MSc. Thesis Presentation - Nikhil Shenoy

Date

Name: Nikhil Shenoy

Date: Thursday, June 27, 2024

Time: 9:00am to 11:00am

Location: ICCS 204

Zoom: https://us04web.zoom.us/j/78104746757?pwd=yQwbhtdMLC0gwEWNAUUVTsNYeFgLkq.1

Title of Thesis: Investigating ML Potentials and Deep Generative Models for Efficient Conformational Sampling

Abstract:

Efficiently sampling the landscape of molecular conformations is an important task in computational drug discovery. Simulation approaches like Molecular Dynamics (MD) require the use of an energy function that are fast, accurate, transferable and scalable. Traditional approaches like Force Fields are fast, but in-accurate while Quantum Mechanical

(QM) Methods are accurate but not scalable. Recently, Machine Learning

(ML) potentials trained on datasets labeled with QM methods have been proposed as a solution. However, generating QM datasets is a cost-intensive exercise, and design choices like conformational and structural diversity during the generation process can introduce biases into the data.

In the first part of the thesis, we explore the intricate relationship between dataset biases, specifically conformational and structural diversity, and ML potential generalization. We investigate these dynamics through two distinct experiments: a fixed budget one, where the dataset size remains constant, and a fixed molecular set one, which focuses on fixed structural diversity while varying conformational diversity. Our results reveal the critical need for balanced structural and conformational diversity in QM datasets for optimal generalization, which current datasets lack. We believe these findings can inform future data generation and development of ML potentials that generalize beyond training data.
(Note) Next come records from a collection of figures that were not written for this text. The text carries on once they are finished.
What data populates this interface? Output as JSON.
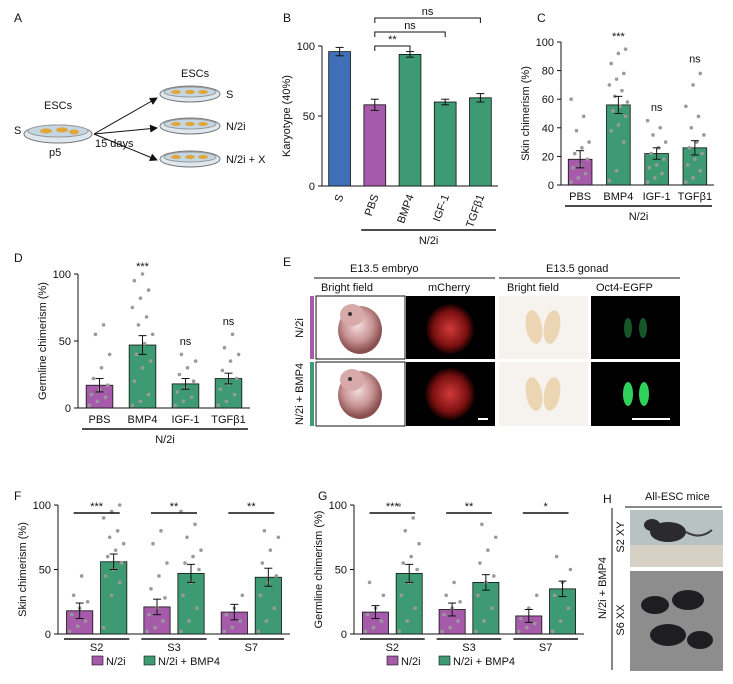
{
  "colors": {
    "purple": "#A55BAA",
    "green": "#3E9A72",
    "blue": "#3F6FB6",
    "dot": "#9A9A9A",
    "axis": "#111111"
  },
  "panelA": {
    "letter": "A",
    "left_label": "ESCs",
    "left_S": "S",
    "passage": "p5",
    "arrow_label": "15 days",
    "right_title": "ESCs",
    "outcomes": [
      "S",
      "N/2i",
      "N/2i + X"
    ]
  },
  "panelE": {
    "letter": "E",
    "embryo_header": "E13.5 embryo",
    "gonad_header": "E13.5 gonad",
    "columns": [
      "Bright field",
      "mCherry",
      "Bright field",
      "Oct4-EGFP"
    ],
    "rows": [
      "N/2i",
      "N/2i + BMP4"
    ]
  },
  "panelH": {
    "letter": "H",
    "title": "All-ESC mice",
    "group_label": "N/2i + BMP4",
    "rows": [
      "S2 XY",
      "S6 XX"
    ]
  },
  "chart_data": [
    {
      "id": "B",
      "letter": "B",
      "type": "bar",
      "ylabel": "Karyotype (40%)",
      "ylim": [
        0,
        100
      ],
      "yticks": [
        0,
        50,
        100
      ],
      "categories": [
        "S",
        "PBS",
        "BMP4",
        "IGF-1",
        "TGFβ1"
      ],
      "values": [
        96,
        58,
        94,
        60,
        63
      ],
      "errors": [
        3,
        4,
        2,
        2,
        3
      ],
      "bar_colors": [
        "blue",
        "purple",
        "green",
        "green",
        "green"
      ],
      "group_label": "N/2i",
      "significance": [
        {
          "from": 1,
          "to": 2,
          "label": "**"
        },
        {
          "from": 1,
          "to": 3,
          "label": "ns"
        },
        {
          "from": 1,
          "to": 4,
          "label": "ns"
        }
      ]
    },
    {
      "id": "C",
      "letter": "C",
      "type": "bar",
      "ylabel": "Skin chimerism (%)",
      "ylim": [
        0,
        100
      ],
      "yticks": [
        0,
        20,
        40,
        60,
        80,
        100
      ],
      "categories": [
        "PBS",
        "BMP4",
        "IGF-1",
        "TGFβ1"
      ],
      "values": [
        18,
        56,
        22,
        26
      ],
      "errors": [
        6,
        6,
        4,
        5
      ],
      "bar_colors": [
        "purple",
        "green",
        "green",
        "green"
      ],
      "group_label": "N/2i",
      "marks": [
        "",
        "***",
        "ns",
        "ns"
      ],
      "points": [
        [
          2,
          5,
          8,
          12,
          14,
          18,
          22,
          26,
          30,
          38,
          48,
          60
        ],
        [
          3,
          10,
          30,
          38,
          42,
          48,
          52,
          55,
          58,
          62,
          66,
          70,
          74,
          78,
          85,
          92,
          95
        ],
        [
          2,
          5,
          8,
          12,
          14,
          18,
          22,
          26,
          30,
          35,
          40,
          45
        ],
        [
          2,
          5,
          10,
          14,
          18,
          22,
          26,
          30,
          35,
          40,
          48,
          55,
          70,
          78
        ]
      ]
    },
    {
      "id": "D",
      "letter": "D",
      "type": "bar",
      "ylabel": "Germline chimerism (%)",
      "ylim": [
        0,
        100
      ],
      "yticks": [
        0,
        50,
        100
      ],
      "categories": [
        "PBS",
        "BMP4",
        "IGF-1",
        "TGFβ1"
      ],
      "values": [
        17,
        47,
        18,
        22
      ],
      "errors": [
        5,
        7,
        4,
        4
      ],
      "bar_colors": [
        "purple",
        "green",
        "green",
        "green"
      ],
      "group_label": "N/2i",
      "marks": [
        "",
        "***",
        "ns",
        "ns"
      ],
      "points": [
        [
          2,
          5,
          8,
          10,
          14,
          17,
          22,
          30,
          40,
          55,
          62
        ],
        [
          2,
          5,
          10,
          20,
          30,
          35,
          40,
          48,
          55,
          62,
          68,
          75,
          82,
          88,
          95,
          100
        ],
        [
          2,
          5,
          8,
          12,
          15,
          20,
          25,
          30,
          35,
          40
        ],
        [
          2,
          5,
          10,
          14,
          18,
          22,
          28,
          35,
          40,
          45,
          55
        ]
      ]
    },
    {
      "id": "F",
      "letter": "F",
      "type": "grouped-bar",
      "ylabel": "Skin chimerism (%)",
      "ylim": [
        0,
        100
      ],
      "yticks": [
        0,
        50,
        100
      ],
      "categories": [
        "S2",
        "S3",
        "S7"
      ],
      "series": [
        {
          "name": "N/2i",
          "values": [
            18,
            21,
            17
          ],
          "errors": [
            6,
            6,
            6
          ],
          "points": [
            [
              2,
              6,
              10,
              15,
              20,
              25,
              30,
              45
            ],
            [
              2,
              5,
              10,
              15,
              20,
              28,
              35,
              45,
              55,
              70,
              80
            ],
            [
              2,
              5,
              10,
              15,
              20,
              30
            ]
          ]
        },
        {
          "name": "N/2i + BMP4",
          "values": [
            56,
            47,
            44
          ],
          "errors": [
            6,
            7,
            7
          ],
          "points": [
            [
              5,
              30,
              40,
              45,
              50,
              55,
              60,
              65,
              70,
              75,
              80,
              90,
              95,
              100
            ],
            [
              2,
              10,
              20,
              30,
              40,
              50,
              55,
              60,
              65,
              75,
              85,
              95
            ],
            [
              2,
              10,
              20,
              30,
              40,
              45,
              55,
              65,
              75,
              80
            ]
          ]
        }
      ],
      "marks": [
        "***",
        "**",
        "**"
      ],
      "legend": [
        "N/2i",
        "N/2i + BMP4"
      ]
    },
    {
      "id": "G",
      "letter": "G",
      "type": "grouped-bar",
      "ylabel": "Germline chimerism (%)",
      "ylim": [
        0,
        100
      ],
      "yticks": [
        0,
        50,
        100
      ],
      "categories": [
        "S2",
        "S3",
        "S7"
      ],
      "series": [
        {
          "name": "N/2i",
          "values": [
            17,
            19,
            14
          ],
          "errors": [
            5,
            5,
            5
          ],
          "points": [
            [
              2,
              5,
              10,
              15,
              20,
              30,
              40
            ],
            [
              2,
              5,
              10,
              15,
              20,
              25,
              30,
              40
            ],
            [
              2,
              5,
              8,
              12,
              20,
              30
            ]
          ]
        },
        {
          "name": "N/2i + BMP4",
          "values": [
            47,
            40,
            35
          ],
          "errors": [
            7,
            6,
            6
          ],
          "points": [
            [
              2,
              10,
              20,
              30,
              40,
              50,
              55,
              60,
              70,
              80,
              90,
              100
            ],
            [
              2,
              10,
              20,
              30,
              40,
              45,
              55,
              65,
              75,
              85
            ],
            [
              2,
              10,
              20,
              30,
              40,
              50,
              60
            ]
          ]
        }
      ],
      "marks": [
        "***",
        "**",
        "*"
      ],
      "legend": [
        "N/2i",
        "N/2i + BMP4"
      ]
    }
  ]
}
An alternative approach is directly sampling conformations given the molecular graph using deep generative models like Diffusion. Existing competitive approaches either use expensive local structure methods or rely on large architectures without inductive biases. In the second part of the thesis, we challenge the status quo and develop a simple and scalable deep generative method, Equivariant Transformer Flow (ET-Flow) incorporating flow-matching, an SO(3) equivariant transformer, a harmonic prior, and an approximate Optimal Transport alignment. We achieve state-of-the-art performance on several molecular conformer generation benchmarks with significantly fewer parameters and inference steps than existing methods highlighting the importance of inductive biases and well informed modelling choices.